Tom Petty back on track with Highway Companion
By Brian McCollum
The Providence Journal - Monday, July 31, 2006

Tom Petty | Highway Companion | (American Recordings)
Tom Petty’s clunky 2002 album The Last DJ was the sound of a veteran trying too hard. Conceived as an attack on the corporatization of rock ’n’ roll — not an unfamiliar stance for the iconoclastic Petty — it wound up a dry and preachy work, lacking the agile hooks and nuanced humor that have defined the best of his music during a three-decade career.

Highway Companion gets the 55-year-old musician firmly back on track, surely to the relief of the legion of devotees who see Petty as one of the last great hopes for traditional rock. Ruminative but wistful, mellow but not sluggish, the album finds Petty wielding a deft songwriting pen and maturing into his natural role as one of popular music’s wise elder statesmen.
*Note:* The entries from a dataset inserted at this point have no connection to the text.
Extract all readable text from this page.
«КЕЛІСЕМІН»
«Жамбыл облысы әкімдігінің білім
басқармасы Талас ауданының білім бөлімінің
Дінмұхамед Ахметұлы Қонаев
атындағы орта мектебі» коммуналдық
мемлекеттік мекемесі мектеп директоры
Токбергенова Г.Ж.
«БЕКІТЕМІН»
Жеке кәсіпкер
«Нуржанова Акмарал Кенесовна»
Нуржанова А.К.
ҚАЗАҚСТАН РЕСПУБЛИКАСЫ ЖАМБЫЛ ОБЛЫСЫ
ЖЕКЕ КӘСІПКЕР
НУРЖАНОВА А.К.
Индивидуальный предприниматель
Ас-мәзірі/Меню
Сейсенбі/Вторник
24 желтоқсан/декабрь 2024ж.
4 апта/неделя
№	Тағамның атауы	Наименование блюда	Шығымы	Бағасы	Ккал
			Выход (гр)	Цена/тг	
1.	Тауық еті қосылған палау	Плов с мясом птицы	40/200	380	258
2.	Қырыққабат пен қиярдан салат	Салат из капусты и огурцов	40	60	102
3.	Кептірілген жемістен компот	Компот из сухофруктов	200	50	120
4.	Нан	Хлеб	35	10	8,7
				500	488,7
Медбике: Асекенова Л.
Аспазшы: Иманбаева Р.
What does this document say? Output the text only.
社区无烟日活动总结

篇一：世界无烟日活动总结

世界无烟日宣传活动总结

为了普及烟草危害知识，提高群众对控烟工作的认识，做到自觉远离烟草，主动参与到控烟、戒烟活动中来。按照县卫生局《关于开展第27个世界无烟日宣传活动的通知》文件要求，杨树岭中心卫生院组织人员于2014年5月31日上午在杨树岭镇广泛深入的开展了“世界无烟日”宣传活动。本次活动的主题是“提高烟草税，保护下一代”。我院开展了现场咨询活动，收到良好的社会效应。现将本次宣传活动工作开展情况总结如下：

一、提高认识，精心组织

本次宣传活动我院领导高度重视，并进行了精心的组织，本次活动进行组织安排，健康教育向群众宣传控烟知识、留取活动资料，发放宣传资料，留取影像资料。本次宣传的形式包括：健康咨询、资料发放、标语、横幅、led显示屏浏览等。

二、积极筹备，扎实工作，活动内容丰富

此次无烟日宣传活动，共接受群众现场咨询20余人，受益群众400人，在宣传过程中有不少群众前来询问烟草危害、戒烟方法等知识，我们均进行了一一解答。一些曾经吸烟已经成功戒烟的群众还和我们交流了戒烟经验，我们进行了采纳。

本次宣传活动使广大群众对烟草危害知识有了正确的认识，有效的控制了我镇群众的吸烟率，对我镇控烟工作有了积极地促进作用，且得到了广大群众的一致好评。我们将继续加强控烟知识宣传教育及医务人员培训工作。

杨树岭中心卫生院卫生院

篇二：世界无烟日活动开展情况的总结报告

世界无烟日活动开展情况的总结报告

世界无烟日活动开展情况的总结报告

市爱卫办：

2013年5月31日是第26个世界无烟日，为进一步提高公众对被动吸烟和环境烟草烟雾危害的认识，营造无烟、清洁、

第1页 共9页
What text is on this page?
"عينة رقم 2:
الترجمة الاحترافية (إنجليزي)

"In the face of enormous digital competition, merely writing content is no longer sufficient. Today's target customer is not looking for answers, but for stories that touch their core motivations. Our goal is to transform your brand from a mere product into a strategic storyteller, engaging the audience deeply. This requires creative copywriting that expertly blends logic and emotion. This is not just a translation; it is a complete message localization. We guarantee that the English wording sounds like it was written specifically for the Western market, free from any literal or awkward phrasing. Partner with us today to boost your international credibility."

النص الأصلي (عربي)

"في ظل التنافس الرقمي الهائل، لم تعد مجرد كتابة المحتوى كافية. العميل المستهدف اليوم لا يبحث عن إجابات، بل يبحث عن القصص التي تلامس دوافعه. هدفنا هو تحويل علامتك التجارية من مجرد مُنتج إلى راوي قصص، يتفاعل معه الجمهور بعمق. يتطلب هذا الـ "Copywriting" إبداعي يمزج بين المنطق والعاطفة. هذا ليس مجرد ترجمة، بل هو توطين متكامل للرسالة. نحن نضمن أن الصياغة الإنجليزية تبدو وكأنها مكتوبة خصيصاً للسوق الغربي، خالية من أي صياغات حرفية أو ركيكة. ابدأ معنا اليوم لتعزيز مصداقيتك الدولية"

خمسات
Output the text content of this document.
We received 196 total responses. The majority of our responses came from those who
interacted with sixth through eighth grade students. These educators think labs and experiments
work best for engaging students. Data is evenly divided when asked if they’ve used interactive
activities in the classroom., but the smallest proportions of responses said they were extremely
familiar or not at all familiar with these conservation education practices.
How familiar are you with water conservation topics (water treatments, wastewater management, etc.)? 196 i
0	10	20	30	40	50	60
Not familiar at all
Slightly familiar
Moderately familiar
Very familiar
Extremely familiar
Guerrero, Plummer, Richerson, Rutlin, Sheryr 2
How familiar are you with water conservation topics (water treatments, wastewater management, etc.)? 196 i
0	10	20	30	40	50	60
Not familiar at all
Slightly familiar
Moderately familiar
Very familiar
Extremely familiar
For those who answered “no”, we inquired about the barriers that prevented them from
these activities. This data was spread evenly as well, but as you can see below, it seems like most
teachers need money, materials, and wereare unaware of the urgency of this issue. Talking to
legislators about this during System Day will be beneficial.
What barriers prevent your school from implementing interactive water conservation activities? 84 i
Produced by longtime collaborator Jeff Lynne, Highway Companion is the third Petty release billed as a solo album. Mike Campbell, contributing elegantly understated lead guitar, is the only member of Petty’s Heartbreakers appearing throughout, on an album whose temperature is largely warm and acoustic.

Petty has long been a master of conveying simple imagery with a graceful poetic touch, and on Highway Companion, brimming with stellar verses, he is atop his game. Songs such as “Down South” and “Night Driver” are literary in their scope, as Petty paints the tonal colors with words as much as with music.

Musically, it’s an album of subtle treasures: the tense swamp blues coursing through “Saving Grace,” the deceptively rousing chorus of “Flirting with Time,” the lilting melody of the album-closing folk tale “The Golden Rose.”

There are few genuinely up-tempo moments throughout the dozen tracks — “Big Weekend” is as frisky as they get — but the album isn’t plodding. A steady ganja-groove motion, prevalent in much of his music over the years, dominates the pace on an album that’s good enough to sit side by side with Petty’s top work since his 1976 debut.